Wahid's instincts are good. He let West Papua revert to its
real name last December (Soeharto had renamed it "Irian Jaya").
He set up an independent commission to investigate past human
rights abuses there. After the West Papuans' declaration last
June that they had been legally independent since the Dutch left
in 1961, he even said that they could fly their Morning Star flag
beside (though slightly below) the Indonesian flag.
But he did not accept their assertion that the 1969 "Act of
Free Choice" was invalid because it was "conducted to the
accompaniment of threats, intimidation, sadistic killing,
military violence, and amoral deeds that gravely violated
humanitarian principles." Nor did he agree that West Papua is in
the same category as East Timor -- never legally part of
Indonesia at all -- and so can be set free without creating a
precedent that other regions could follow.
Wahid is trying to hold a complicated country together, and
hold off a cynical, corrupt, power-hungry army, and foster a
democratic culture, all at the same time. He doesn't have any
room to be reasonable over West Papua. So there may be a
humanitarian calamity there, engineered by the Indonesian army
with the aim of discrediting the independence movement.

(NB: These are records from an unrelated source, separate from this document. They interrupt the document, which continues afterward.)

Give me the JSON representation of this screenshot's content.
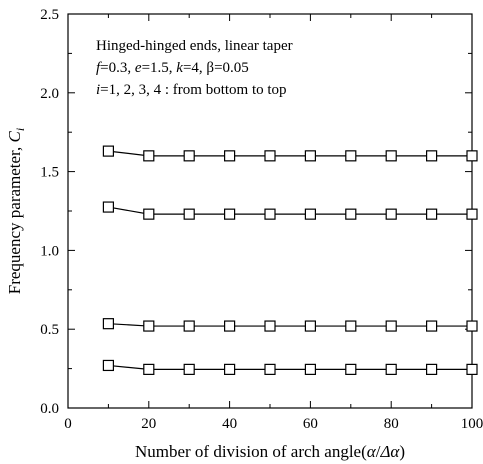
{
  "chart_data": {
    "type": "line",
    "xlabel_parts": [
      "Number of division of arch angle(",
      "α",
      "/",
      "Δα",
      ")"
    ],
    "ylabel_parts": [
      "Frequency parameter, ",
      "C",
      "i"
    ],
    "xlim": [
      0,
      100
    ],
    "ylim": [
      0,
      2.5
    ],
    "xticks": [
      0,
      20,
      40,
      60,
      80,
      100
    ],
    "yticks": [
      0.0,
      0.5,
      1.0,
      1.5,
      2.0,
      2.5
    ],
    "xtick_labels": [
      "0",
      "20",
      "40",
      "60",
      "80",
      "100"
    ],
    "ytick_labels": [
      "0.0",
      "0.5",
      "1.0",
      "1.5",
      "2.0",
      "2.5"
    ],
    "grid": false,
    "marker": "open-square",
    "annotation": {
      "line1": "Hinged-hinged ends, linear taper",
      "line2_parts": [
        "f",
        "=0.3, ",
        "e",
        "=1.5, ",
        "k",
        "=4, ",
        "β",
        "=0.05"
      ],
      "line3_parts": [
        "i",
        "=1, 2, 3, 4 : from bottom to top"
      ]
    },
    "x": [
      10,
      20,
      30,
      40,
      50,
      60,
      70,
      80,
      90,
      100
    ],
    "series": [
      {
        "values": [
          0.27,
          0.245,
          0.245,
          0.245,
          0.245,
          0.245,
          0.245,
          0.245,
          0.245,
          0.245
        ]
      },
      {
        "values": [
          0.535,
          0.52,
          0.52,
          0.52,
          0.52,
          0.52,
          0.52,
          0.52,
          0.52,
          0.52
        ]
      },
      {
        "values": [
          1.275,
          1.23,
          1.23,
          1.23,
          1.23,
          1.23,
          1.23,
          1.23,
          1.23,
          1.23
        ]
      },
      {
        "values": [
          1.63,
          1.6,
          1.6,
          1.6,
          1.6,
          1.6,
          1.6,
          1.6,
          1.6,
          1.6
        ]
      }
    ],
    "colors": {
      "line": "#000000",
      "marker_fill": "#ffffff",
      "axis": "#000000"
    }
  }
}
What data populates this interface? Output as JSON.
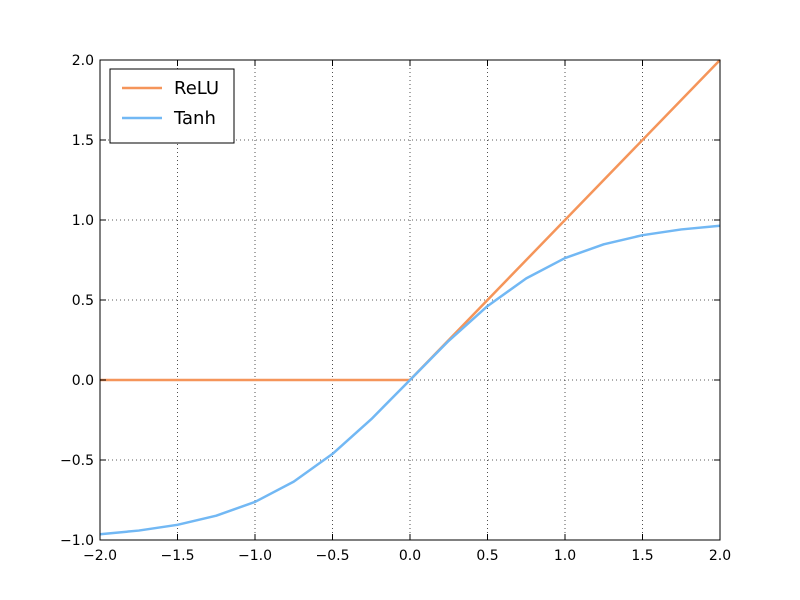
{
  "chart_data": {
    "type": "line",
    "title": "",
    "xlabel": "",
    "ylabel": "",
    "xlim": [
      -2.0,
      2.0
    ],
    "ylim": [
      -1.0,
      2.0
    ],
    "x_ticks": [
      -2.0,
      -1.5,
      -1.0,
      -0.5,
      0.0,
      0.5,
      1.0,
      1.5,
      2.0
    ],
    "x_tick_labels": [
      "−2.0",
      "−1.5",
      "−1.0",
      "−0.5",
      "0.0",
      "0.5",
      "1.0",
      "1.5",
      "2.0"
    ],
    "y_ticks": [
      -1.0,
      -0.5,
      0.0,
      0.5,
      1.0,
      1.5,
      2.0
    ],
    "y_tick_labels": [
      "−1.0",
      "−0.5",
      "0.0",
      "0.5",
      "1.0",
      "1.5",
      "2.0"
    ],
    "grid": true,
    "legend_position": "top-left",
    "series": [
      {
        "name": "ReLU",
        "color": "#f5955a",
        "x": [
          -2.0,
          0.0,
          2.0
        ],
        "y": [
          0.0,
          0.0,
          2.0
        ]
      },
      {
        "name": "Tanh",
        "color": "#72b8f4",
        "x": [
          -2.0,
          -1.75,
          -1.5,
          -1.25,
          -1.0,
          -0.75,
          -0.5,
          -0.25,
          0.0,
          0.25,
          0.5,
          0.75,
          1.0,
          1.25,
          1.5,
          1.75,
          2.0
        ],
        "y": [
          -0.964,
          -0.941,
          -0.905,
          -0.848,
          -0.762,
          -0.635,
          -0.462,
          -0.245,
          0.0,
          0.245,
          0.462,
          0.635,
          0.762,
          0.848,
          0.905,
          0.941,
          0.964
        ]
      }
    ]
  }
}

It would be nice to believe that the foreign reaction would be
as swift and effective as it was in East Timor, but there will be
no UN-supervised referendum in West Papua, with foreign TV crews
on the spot. Equally important, West Papua has had nobody to
raise public consciousness about the West's responsibility for
its plight, as Noam Chomsky so effectively did about the U.S.
role in selling East Timor down the river.
If there is great deal of violence in West Papua soon, the
rest of the world will pretend it's none of their business.
Nobody knows how it will come out in the end but then, nobody
even knows if democracy will survive in Indonesia itself.